Read: Station Eleven by Emily St. John Mandel

Station Eleven
By Emily St. John Mandel

This is not the type of book that I typically go for.  Dystopian fiction, in general, is not really my thing.  I don’t love the hopelessness brought on by thoughts of the end-of-the-world, the fear of being one of a few survivors of an apocalyptic change, or, perhaps worse, the fear of not surviving it.

After so many recommendations and great reviews, however, I decided to read Station Eleven by Emily St. John Mandel and I am glad that I did.  The post-apocalyptic tale begins with a performance of King Lear in Toronto in which tragedy befalls the lead actor.  The actor's fate is quickly overshadowed by the rapid spread of a deadly flu that wipes out most of Earth's population within weeks.  The novel follows the lives of various characters, but most specifically a group of actors and musicians who travel in a pack performing symphonies and Shakespearian plays calling themselves the Traveling Symphony, as they attempt to survive in a post-apacolyptic world.  

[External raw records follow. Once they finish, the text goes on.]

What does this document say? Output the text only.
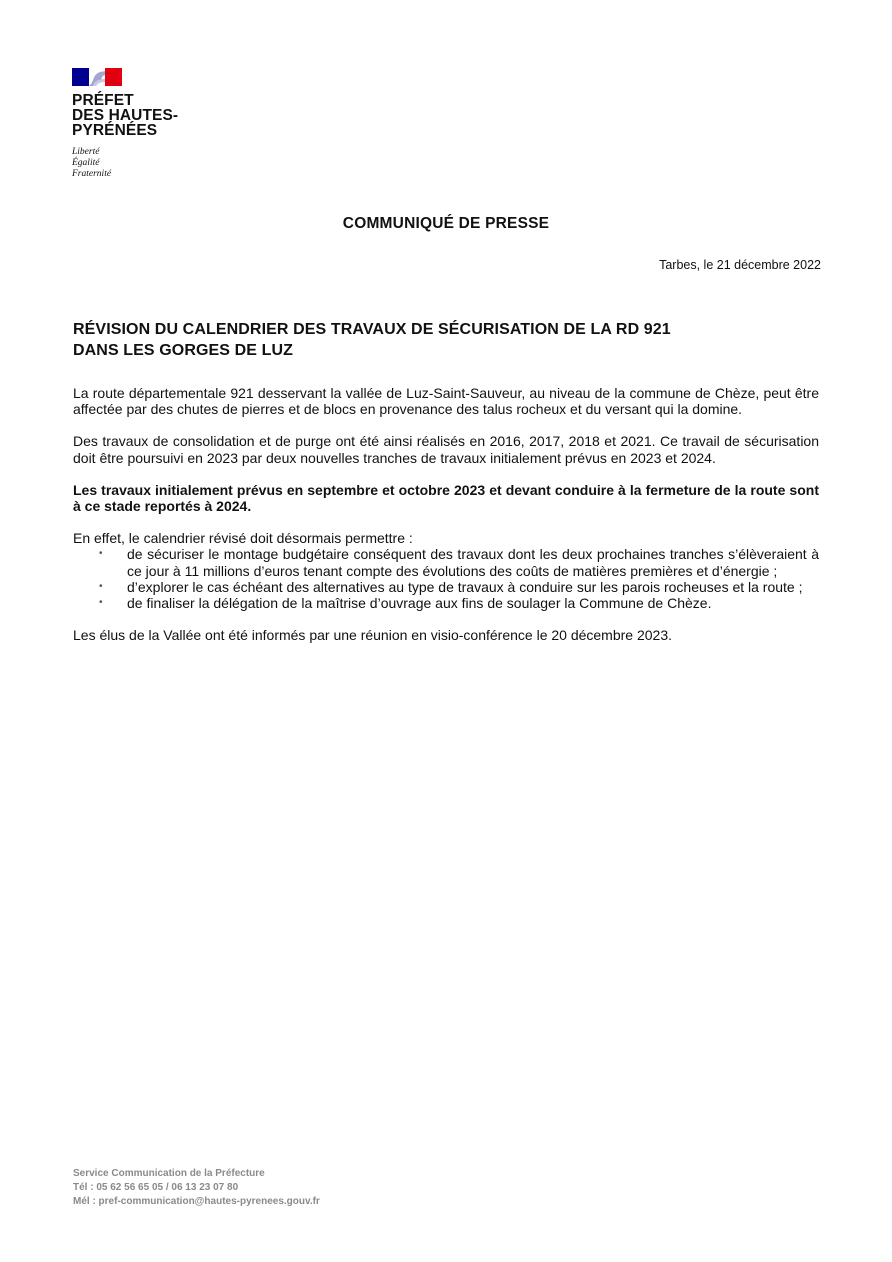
PRÉFET
DES HAUTES-
PYRÉNÉES
Liberté
Égalité
Fraternité
COMMUNIQUÉ DE PRESSE
Tarbes, le 21 décembre 2022
RÉVISION DU CALENDRIER DES TRAVAUX DE SÉCURISATION DE LA RD 921
DANS LES GORGES DE LUZ

La route départementale 921 desservant la vallée de Luz-Saint-Sauveur, au niveau de la commune de Chèze, peut être affectée par des chutes de pierres et de blocs en provenance des talus rocheux et du versant qui la domine.

Des travaux de consolidation et de purge ont été ainsi réalisés en 2016, 2017, 2018 et 2021. Ce travail de sécurisation doit être poursuivi en 2023 par deux nouvelles tranches de travaux initialement prévus en 2023 et 2024.

Les travaux initialement prévus en septembre et octobre 2023 et devant conduire à la fermeture de la route sont à ce stade reportés à 2024.

En effet, le calendrier révisé doit désormais permettre :

• de sécuriser le montage budgétaire conséquent des travaux dont les deux prochaines tranches s’élèveraient à ce jour à 11 millions d’euros tenant compte des évolutions des coûts de matières premières et d’énergie ;
• d’explorer le cas échéant des alternatives au type de travaux à conduire sur les parois rocheuses et la route ;
• de finaliser la délégation de la maîtrise d’ouvrage aux fins de soulager la Commune de Chèze.

Les élus de la Vallée ont été informés par une réunion en visio-conférence le 20 décembre 2023.

Service Communication de la Préfecture
Tél : 05 62 56 65 05 / 06 13 23 07 80
Mél : pref-communication@hautes-pyrenees.gouv.fr
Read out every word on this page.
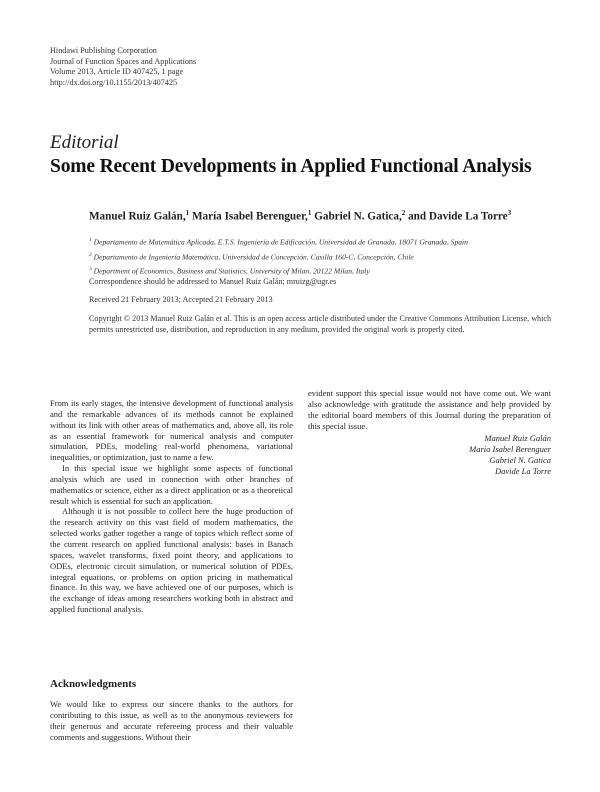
Hindawi Publishing Corporation
Journal of Function Spaces and Applications
Volume 2013, Article ID 407425, 1 page
http://dx.doi.org/10.1155/2013/407425
Editorial
Some Recent Developments in Applied Functional Analysis
Manuel Ruiz Galán,$^1$ María Isabel Berenguer,$^1$ Gabriel N. Gatica,$^2$ and Davide La Torre$^3$
$^1$ Departamento de Matemática Aplicada, E.T.S. Ingeniería de Edificación, Universidad de Granada, 18071 Granada, Spain
$^2$ Departamento de Ingeniería Matemática, Universidad de Concepción, Casilla 160-C, Concepción, Chile
$^3$ Department of Economics, Business and Statistics, University of Milan, 20122 Milan, Italy
Correspondence should be addressed to Manuel Ruiz Galán; mruizg@ugr.es
Received 21 February 2013; Accepted 21 February 2013
Copyright © 2013 Manuel Ruiz Galán et al. This is an open access article distributed under the Creative Commons Attribution License, which permits unrestricted use, distribution, and reproduction in any medium, provided the original work is properly cited.

From its early stages, the intensive development of functional analysis and the remarkable advances of its methods cannot be explained without its link with other areas of mathematics and, above all, its role as an essential framework for numerical analysis and computer simulation, PDEs, modeling real-world phenomena, variational inequalities, or optimization, just to name a few.

In this special issue we highlight some aspects of functional analysis which are used in connection with other branches of mathematics or science, either as a direct application or as a theoretical result which is essential for such an application.

Although it is not possible to collect here the huge production of the research activity on this vast field of modern mathematics, the selected works gather together a range of topics which reflect some of the current research on applied functional analysis: bases in Banach spaces, wavelet transforms, fixed point theory, and applications to ODEs, electronic circuit simulation, or numerical solution of PDEs, integral equations, or problems on option pricing in mathematical finance. In this way, we have achieved one of our purposes, which is the exchange of ideas among researchers working both in abstract and applied functional analysis.

Acknowledgments
We would like to express our sincere thanks to the authors for contributing to this issue, as well as to the anonymous reviewers for their generous and accurate refereeing process and their valuable comments and suggestions. Without their

evident support this special issue would not have come out. We want also acknowledge with gratitude the assistance and help provided by the editorial board members of this Journal during the preparation of this special issue.

Manuel Ruiz Galán
María Isabel Berenguer
Gabriel N. Gatica
Davide La Torre
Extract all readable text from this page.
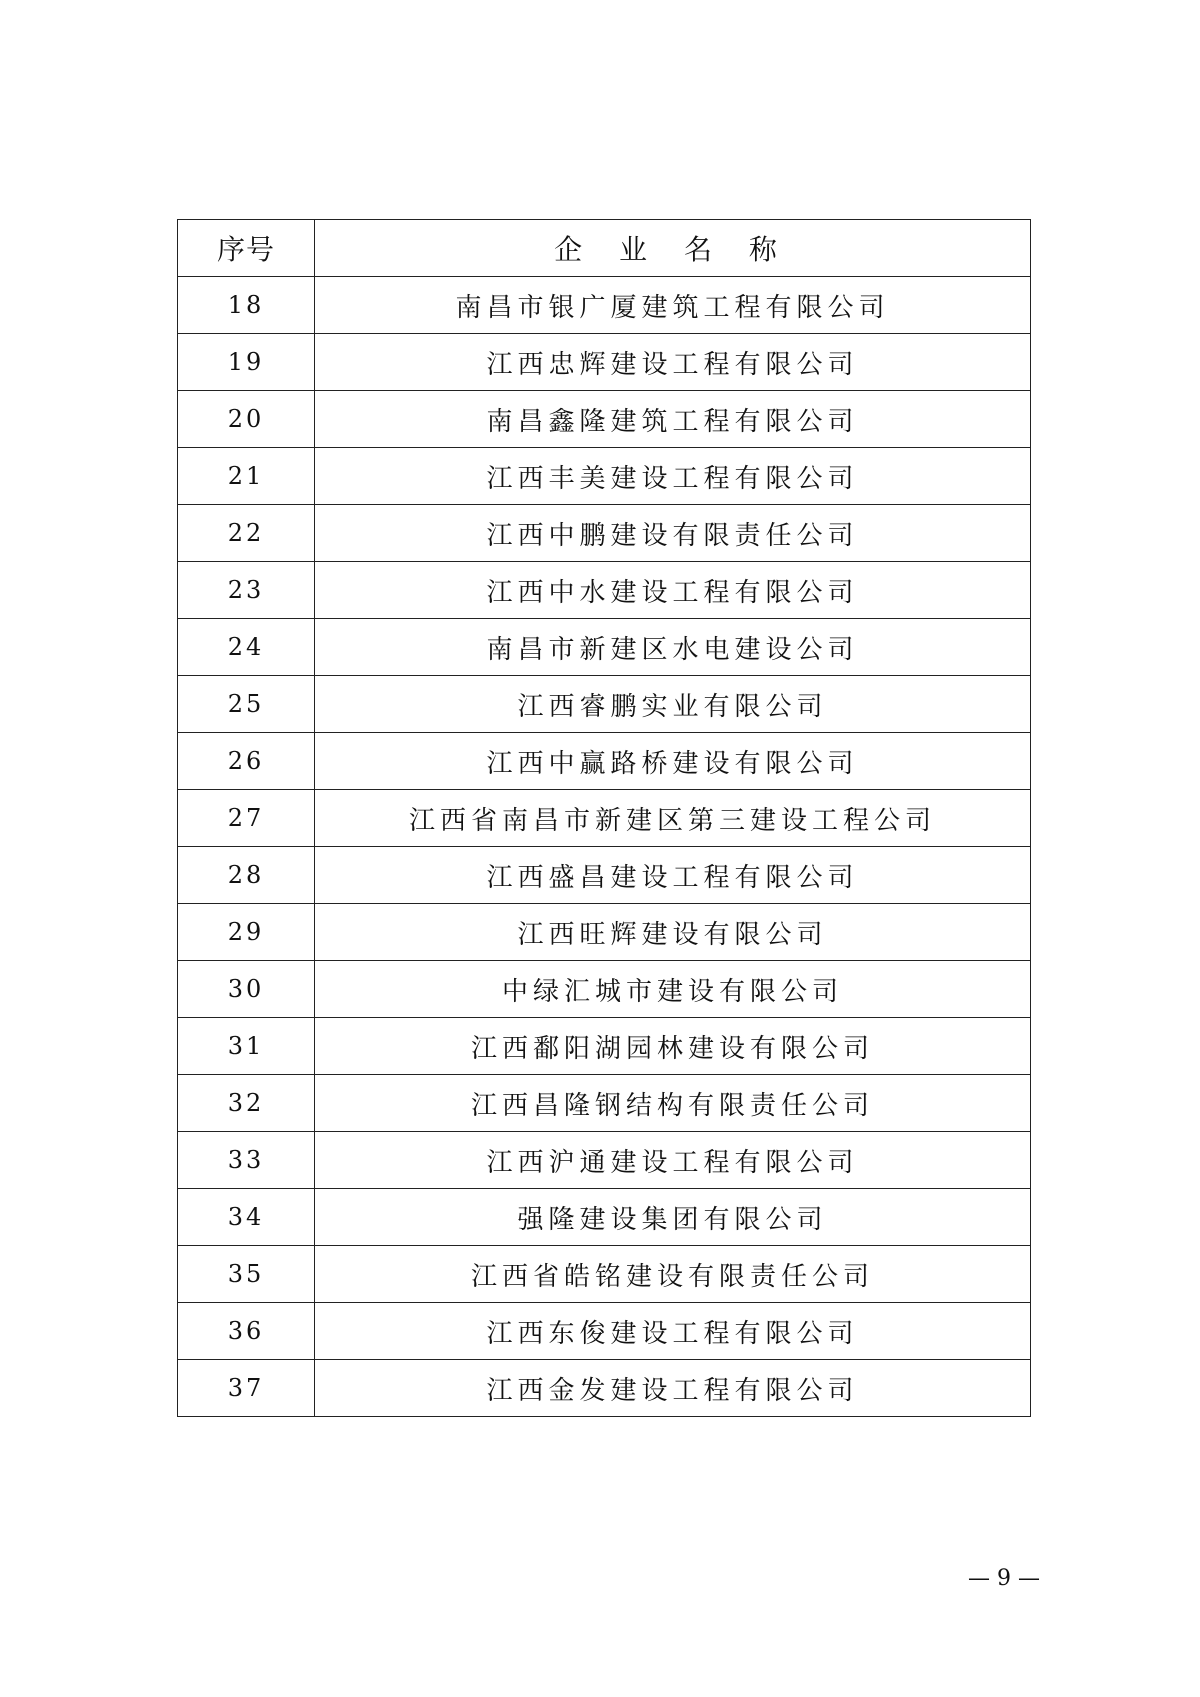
序号	企 业 名 称
18	南昌市银广厦建筑工程有限公司
19	江西忠辉建设工程有限公司
20	南昌鑫隆建筑工程有限公司
21	江西丰美建设工程有限公司
22	江西中鹏建设有限责任公司
23	江西中水建设工程有限公司
24	南昌市新建区水电建设公司
25	江西睿鹏实业有限公司
26	江西中赢路桥建设有限公司
27	江西省南昌市新建区第三建设工程公司
28	江西盛昌建设工程有限公司
29	江西旺辉建设有限公司
30	中绿汇城市建设有限公司
31	江西鄱阳湖园林建设有限公司
32	江西昌隆钢结构有限责任公司
33	江西沪通建设工程有限公司
34	强隆建设集团有限公司
35	江西省皓铭建设有限责任公司
36	江西东俊建设工程有限公司
37	江西金发建设工程有限公司
— 9 —
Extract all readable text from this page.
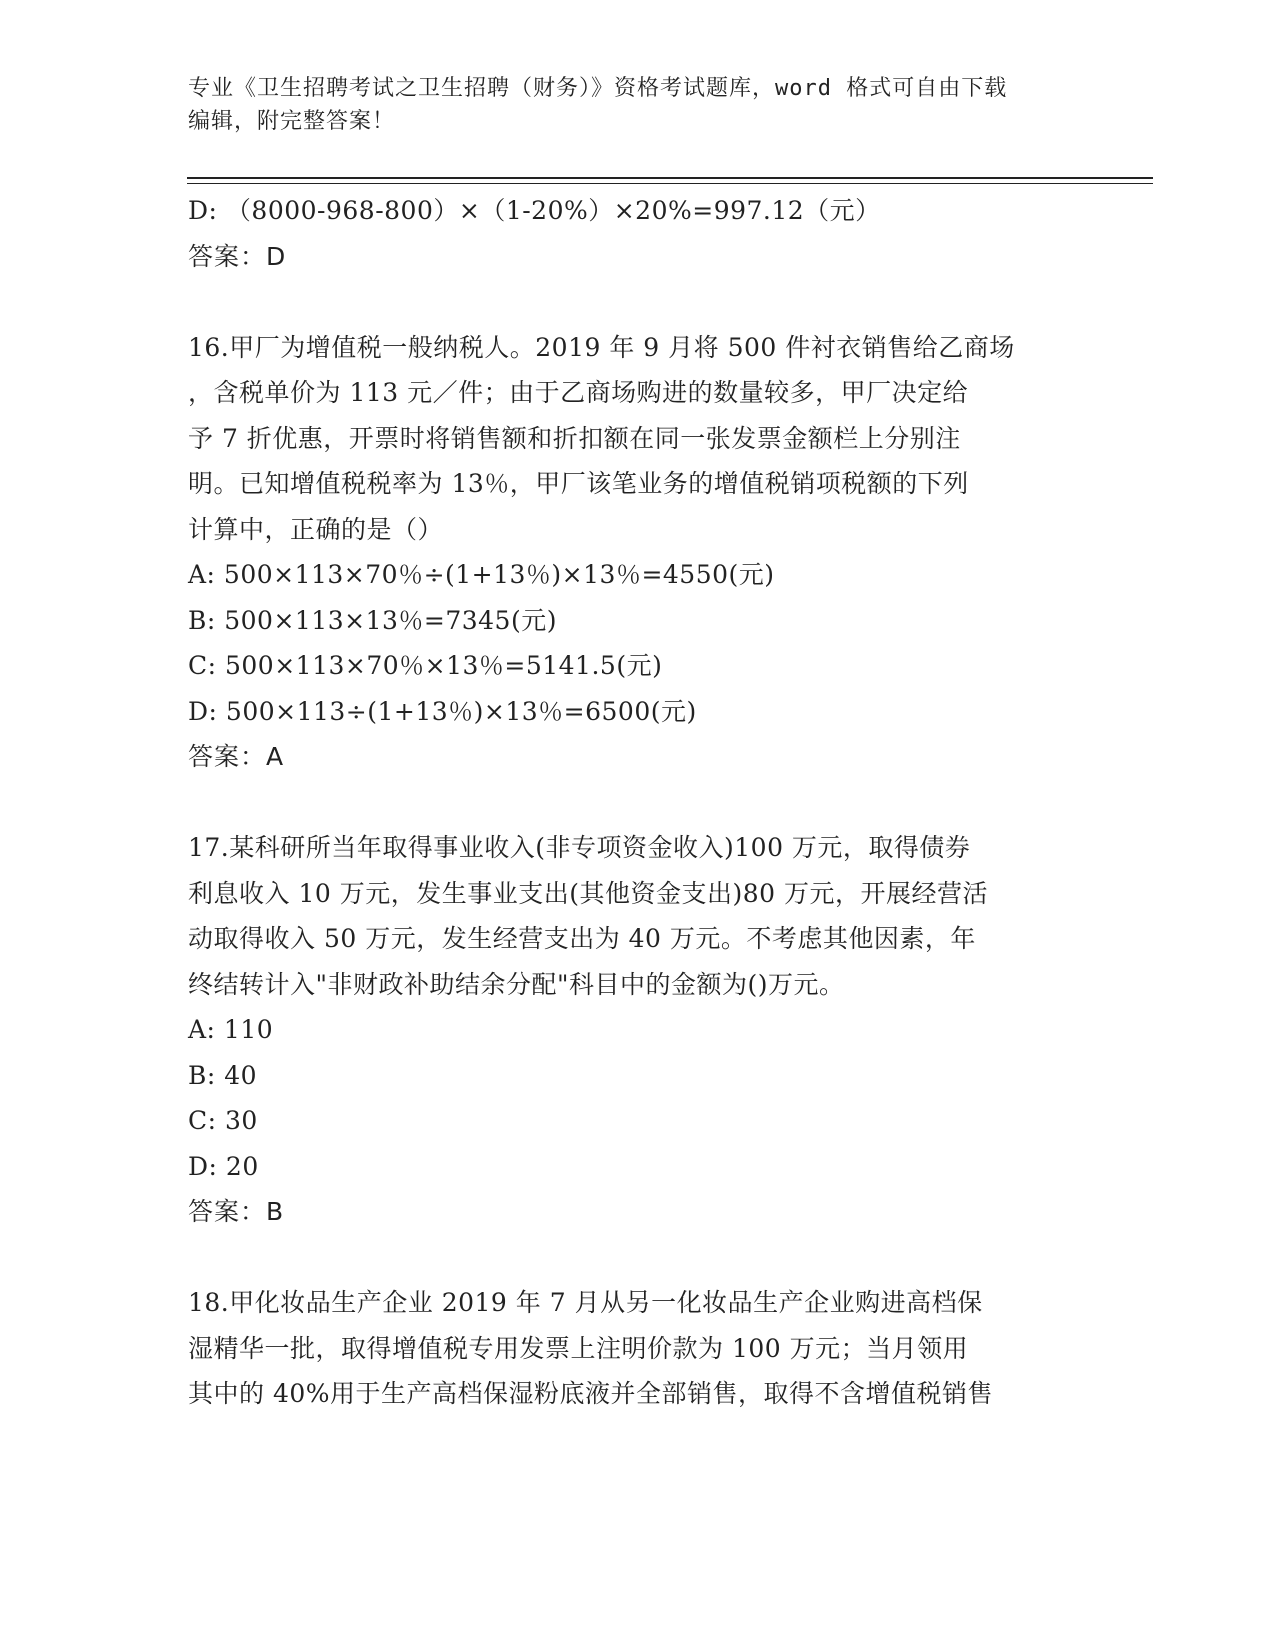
专业《卫生招聘考试之卫生招聘（财务）》资格考试题库，word 格式可自由下载
编辑，附完整答案！
D: （8000-968-800）×（1-20%）×20%=997.12（元）
答案：D
16.甲厂为增值税一般纳税人。2019 年 9 月将 500 件衬衣销售给乙商场
，含税单价为 113 元／件；由于乙商场购进的数量较多，甲厂决定给
予 7 折优惠，开票时将销售额和折扣额在同一张发票金额栏上分别注
明。已知增值税税率为 13％，甲厂该笔业务的增值税销项税额的下列
计算中，正确的是（）
A: 500×113×70％÷(1+13％)×13％=4550(元)
B: 500×113×13％=7345(元)
C: 500×113×70％×13％=5141.5(元)
D: 500×113÷(1+13％)×13％=6500(元)
答案：A
17.某科研所当年取得事业收入(非专项资金收入)100 万元，取得债券
利息收入 10 万元，发生事业支出(其他资金支出)80 万元，开展经营活
动取得收入 50 万元，发生经营支出为 40 万元。不考虑其他因素，年
终结转计入"非财政补助结余分配"科目中的金额为()万元。
A: 110
B: 40
C: 30
D: 20
答案：B
18.甲化妆品生产企业 2019 年 7 月从另一化妆品生产企业购进高档保
湿精华一批，取得增值税专用发票上注明价款为 100 万元；当月领用
其中的 40%用于生产高档保湿粉底液并全部销售，取得不含增值税销售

Mandel is an excellent storyteller and she creates as much a mystery as a dystopian novel by cleverly interweaving her characters' lives and fates.  The flashbacks interspersed throughout the book tie the past (pre-flu era) to the present in a way that makes it impossible not to be intrigued.  She paints fascinatingly terrifying visions of what the post-pandemic world is like and describes them mostly from the perspective of Kirsten, one of the children in that production of King Lear in Toronto, who is now an adult player in the Traveling Symphony.  She forces her readers to confront the violence and rawness of human nature in the absence of security.  My favorite line from the book is "Hell is the absence of the people you long for."

I found this book so compelling, I had trouble putting it down.  For four days straight, I had trouble thinking of much other than what it would be like to live in a Station Eleven world.  Mandel did not convince me to continue reading dystopian literature, but I give this book high marks for its creative story and excellent character development.  It is well worth your time.